東京・世田谷区から訪れたという女性の株主は「もう20年ぐらい保有しているので頑張ってほしい」と期待を口にした。
「能力とか労力を、新しいコンテンツ作りなどに生かしてくれたら。人事については外から見るのと中から見るのでは違うので、ダルトンを入れるっていうのもいいかもしれないんですけど、その人たちが本当にできる人かはわからない。今日はそのあたりの様子を見たい」と慎重な姿勢を示した。

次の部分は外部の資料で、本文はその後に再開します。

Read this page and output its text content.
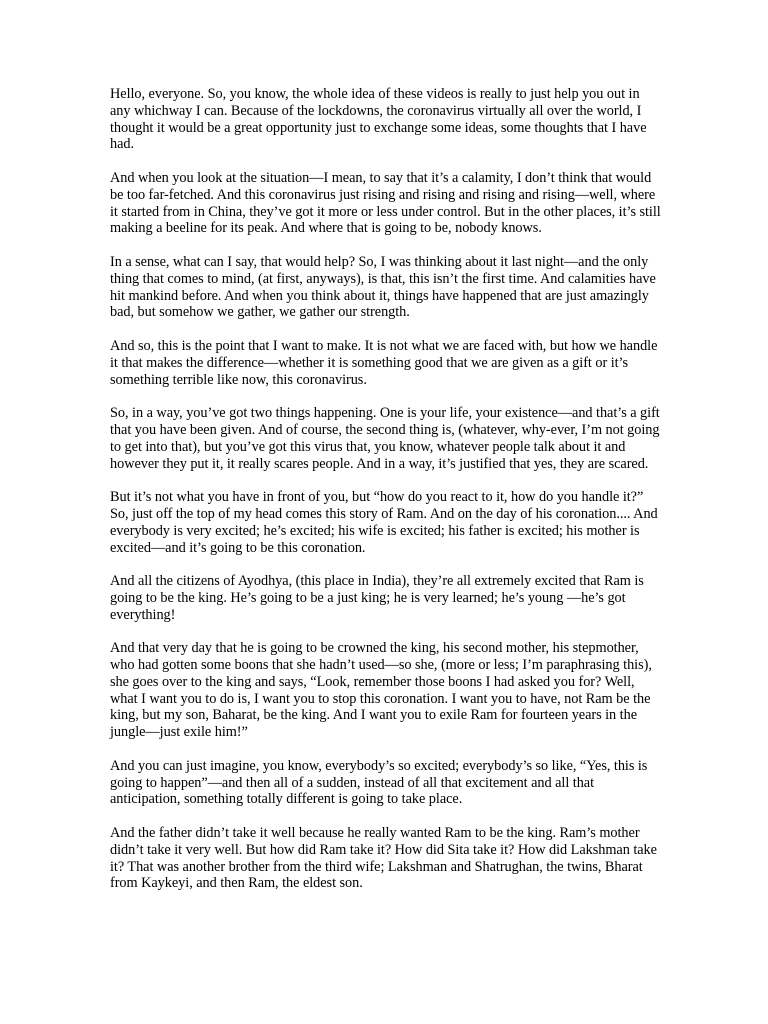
Hello, everyone. So, you know, the whole idea of these videos is really to just help you out in any whichway I can. Because of the lockdowns, the coronavirus virtually all over the world, I thought it would be a great opportunity just to exchange some ideas, some thoughts that I have had.

And when you look at the situation—I mean, to say that it’s a calamity, I don’t think that would be too far-fetched. And this coronavirus just rising and rising and rising and rising—well, where it started from in China, they’ve got it more or less under control. But in the other places, it’s still making a beeline for its peak. And where that is going to be, nobody knows.

In a sense, what can I say, that would help? So, I was thinking about it last night—and the only thing that comes to mind, (at first, anyways), is that, this isn’t the first time. And calamities have hit mankind before. And when you think about it, things have happened that are just amazingly bad, but somehow we gather, we gather our strength.

And so, this is the point that I want to make. It is not what we are faced with, but how we handle it that makes the difference—whether it is something good that we are given as a gift or it’s something terrible like now, this coronavirus.

So, in a way, you’ve got two things happening. One is your life, your existence—and that’s a gift that you have been given. And of course, the second thing is, (whatever, why-ever, I’m not going to get into that), but you’ve got this virus that, you know, whatever people talk about it and however they put it, it really scares people. And in a way, it’s justified that yes, they are scared.

But it’s not what you have in front of you, but “how do you react to it, how do you handle it?” So, just off the top of my head comes this story of Ram. And on the day of his coronation.... And everybody is very excited; he’s excited; his wife is excited; his father is excited; his mother is excited—and it’s going to be this coronation.

And all the citizens of Ayodhya, (this place in India), they’re all extremely excited that Ram is going to be the king. He’s going to be a just king; he is very learned; he’s young —he’s got everything!

And that very day that he is going to be crowned the king, his second mother, his stepmother, who had gotten some boons that she hadn’t used—so she, (more or less; I’m paraphrasing this), she goes over to the king and says, “Look, remember those boons I had asked you for? Well, what I want you to do is, I want you to stop this coronation. I want you to have, not Ram be the king, but my son, Baharat, be the king. And I want you to exile Ram for fourteen years in the jungle—just exile him!”

And you can just imagine, you know, everybody’s so excited; everybody’s so like, “Yes, this is going to happen”—and then all of a sudden, instead of all that excitement and all that anticipation, something totally different is going to take place.

And the father didn’t take it well because he really wanted Ram to be the king. Ram’s mother didn’t take it very well. But how did Ram take it? How did Sita take it? How did Lakshman take it? That was another brother from the third wife; Lakshman and Shatrughan, the twins, Bharat from Kaykeyi, and then Ram, the eldest son.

FMHは、次期社長候補の清水賢治専務(フジテレビ社長)や前ファミリーマート社長の沢田貴司氏ら11人(清水氏以外の10人が新任で女性5人)を新取締役とする人事案を表明している。一方で、米投資ファンドで大株主のダルトン・インベストメンツは、約40年間続いた日枝久取締役相談役の体制が終わることも踏まえ、「これまで生じた課題の解消と、フジテレビの放送・メディア事業の発展を実現するための取り組みが求められている」などと主張。SBIHDの北尾吉孝会長兼社長ら12人を社外取締役に入れるように株主提案をしている。
だが、清水氏は5月16日、「取締役会における真摯な検討の結果、会社提案の候補者が最適であり、さらに望ましい取締役会の規模を考慮すると、取締役会の数を増やすことは適切ではないと判断しました」と説明。ダルトン側とは「敵対はしない」としながら、提案に対しては「ゼロ回答」の姿勢を示した。
株主は取締役候補ごとに賛否を表明でき、過半数の賛成を得た候補の内、賛成率の上位から最多で定員の18人が選任される。